It has inspired TV, stage, film – and now two new art shows. Kathryn Hughes strips back the layers of this classic tale to understand its enduring appeal

“The Yellow Wallpaper” by the American writer Charlotte Perkins Gilman created feminist fireworks the moment it appeared in the January 1892 edition of the New England Magazine. The short story takes the form of a secret diary written by a young married woman who is suffering from a “temporary nervous depression – a slight hysterical tendency”. Actually, the diagnosis has been made by her husband, who also happens to be “a physician of high standing”. In line with fashionable medical practice, “John” has prescribed a radical rest cure that involves separating the narrator from her small baby and confining her to the top-floor nursery of a rented country house: “I … am absolutely forbidden to ‘work’ until I am well again.”

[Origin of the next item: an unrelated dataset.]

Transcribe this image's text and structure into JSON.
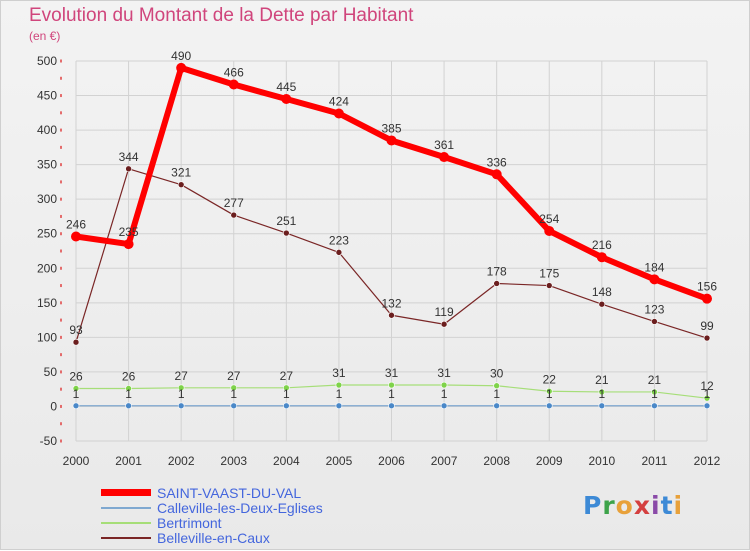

Gilman was writing out of her own agonising experience: five years earlier, and felled by postnatal depression following the birth of her daughter, she had been sent for treatment to America’s leading expert in women’s mental health, Dr Silas Weir Mitchell. His punishing regime for depressed middle-class female patients involved strict bed rest with no reading, writing, painting and, if it could be managed, thinking. His theory was grounded in the pervasive belief that if modern girls stopped wanting things – education, the vote but, above all, “work” – they would become happy, which is to say docile, again. Mitchell instructed Gilman to live as domestic a life as possible “and never to touch pen, brush or pencil as long as you live”. Gilman wrote later of her treatment, which felt more like a prison sentence, “I … came perilously close to losing my mind.”